La hiérarchie des normes

Il est essentiel de rappeler que la Constitution de la Quatrième République de Madagascar, qui s'inspire largement de celle de la Cinquième République française, prime sur toute loi organique. L'article 45 alinéa 3 de la Constitution malgache stipule que le président de la République est le garant du fonctionnement régulier et continu des pouvoirs publics. Ainsi, le président Rajoelina, en vertu de ses pouvoirs constitutionnels, est libre de se déplacer et d'exercer ses fonctions, y compris en période électorale. Cette disposition vise à assurer la stabilité et la continuité de l'État, indépendamment des échéances électorales.


Comparaison avec les pratiques internationales

Les critiques formulées par certaines ambassades peuvent sembler paradoxales si l'on considère les pratiques électorales dans leurs propres pays. Par exemple, le président français Emmanuel Macron, malgré la campagne pour les élections européennes, a prononcé un discours à La Sorbonne ayant un lien direct avec le scrutin à venir, sans que cela ne soit perçu comme une violation des règles électorales. De même, aux États-Unis, le président en exercice peut librement mener des tournées sans distinction entre son rôle de président et celui de candidat, une pratique acceptée et constitutionnellement protégée.

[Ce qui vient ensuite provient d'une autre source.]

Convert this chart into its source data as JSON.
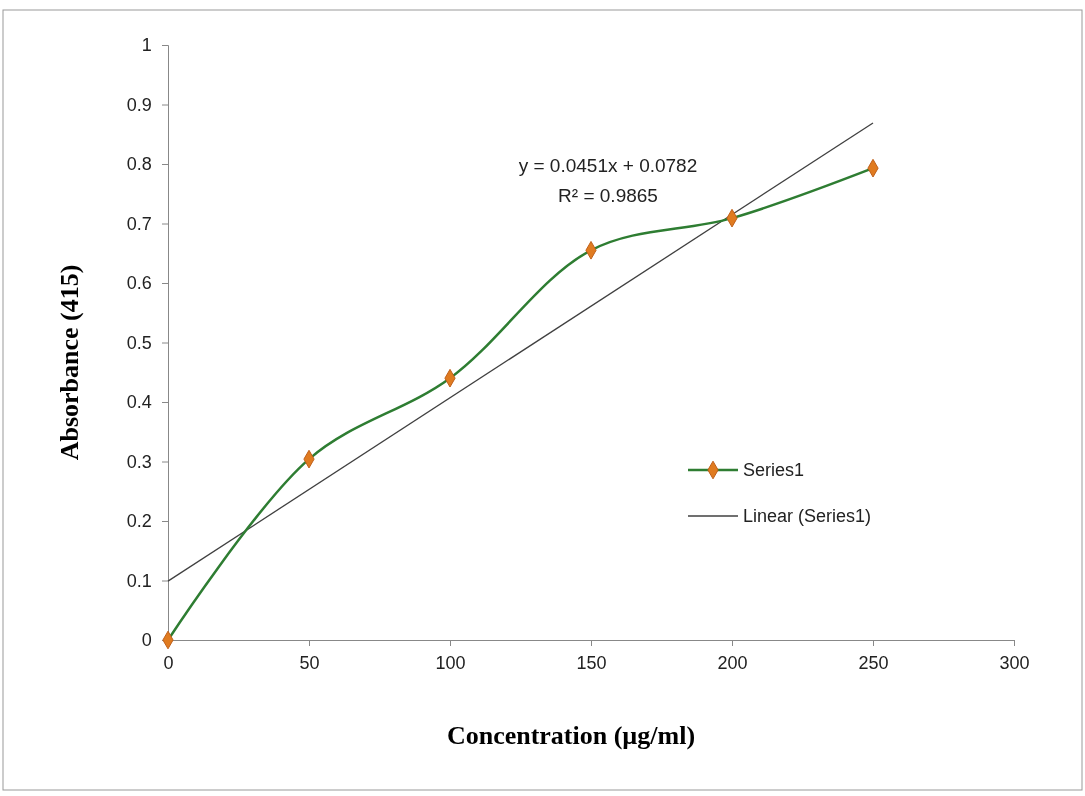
{
  "chart_data": {
    "type": "line",
    "xlabel": "Concentration  (µg/ml)",
    "ylabel": "Absorbance (415)",
    "xlim": [
      0,
      300
    ],
    "xticks": [
      0,
      50,
      100,
      150,
      200,
      250,
      300
    ],
    "ylim": [
      0,
      1
    ],
    "yticks": [
      0,
      0.1,
      0.2,
      0.3,
      0.4,
      0.5,
      0.6,
      0.7,
      0.8,
      0.9,
      1
    ],
    "series": [
      {
        "name": "Series1",
        "color": "#2e7d32",
        "x": [
          0,
          50,
          100,
          150,
          200,
          250
        ],
        "values": [
          0,
          0.304,
          0.44,
          0.655,
          0.709,
          0.793
        ],
        "marker": "diamond",
        "line_style": "solid"
      },
      {
        "name": "Linear (Series1)",
        "color": "#404040",
        "x": [
          0,
          250
        ],
        "values": [
          0.099,
          0.869
        ],
        "marker": "none",
        "line_style": "solid"
      }
    ],
    "annotations": [
      "y = 0.0451x + 0.0782",
      "R² = 0.9865"
    ],
    "legend": "right",
    "grid": false
  }
}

Le poids des pouvoirs régaliens

La souveraineté nationale et les pouvoirs régaliens de l'État doivent être respectés, y compris par la communauté internationale. L'ingérence perçue à travers des déclarations qui encouragent la participation électorale peut être mal reçue, surtout lorsqu'elle semble cibler spécifiquement un régime. La Constitution malgache, tout comme celles de nombreuses démocraties avancées, n'exige pas la démission du président en exercice lorsqu'il est candidat à sa propre succession. En ce sens, les tournées présidentielles de Rajoelina restent conformes à ses prérogatives constitutionnelles.


Une controverse révélatrice

La controverse actuelle sur les tournées présidentielles met en lumière des enjeux plus profonds sur l'interprétation des lois électorales, le respect de la Constitution et les pratiques politiques en période électorale. Si les critiques de l'opposition et les déclarations de la communauté internationale soulèvent des questions légitimes sur l'équité et la transparence, elles révèlent également une instrumentalisation politique des règles électorales.

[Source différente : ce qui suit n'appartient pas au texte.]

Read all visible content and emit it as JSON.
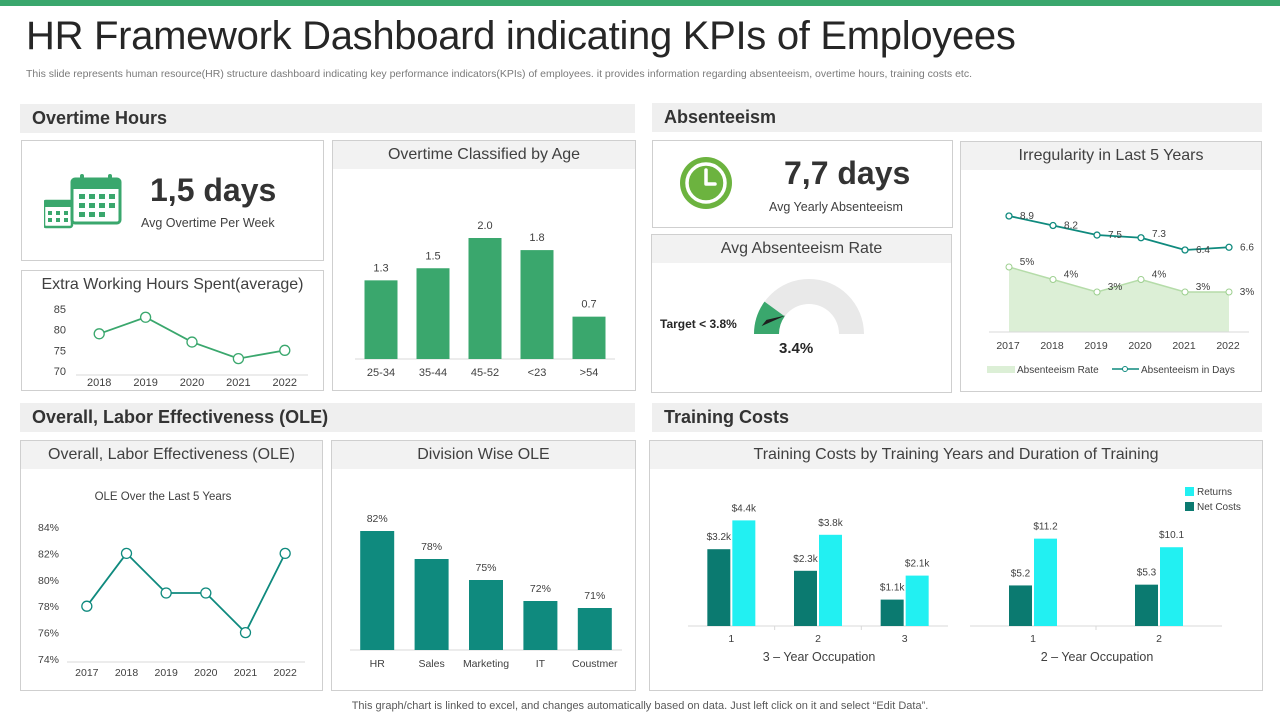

Vers une clarification nécessaire

Pour éviter de futurs conflits et clarifier les limites des actions présidentielles en période électorale, une réflexion approfondie sur les lois électorales et leur interprétation s'impose. Une telle démarche pourrait renforcer la confiance des citoyens dans le processus électoral et garantir un cadre démocratique plus transparent et équitable pour tous les acteurs politiques.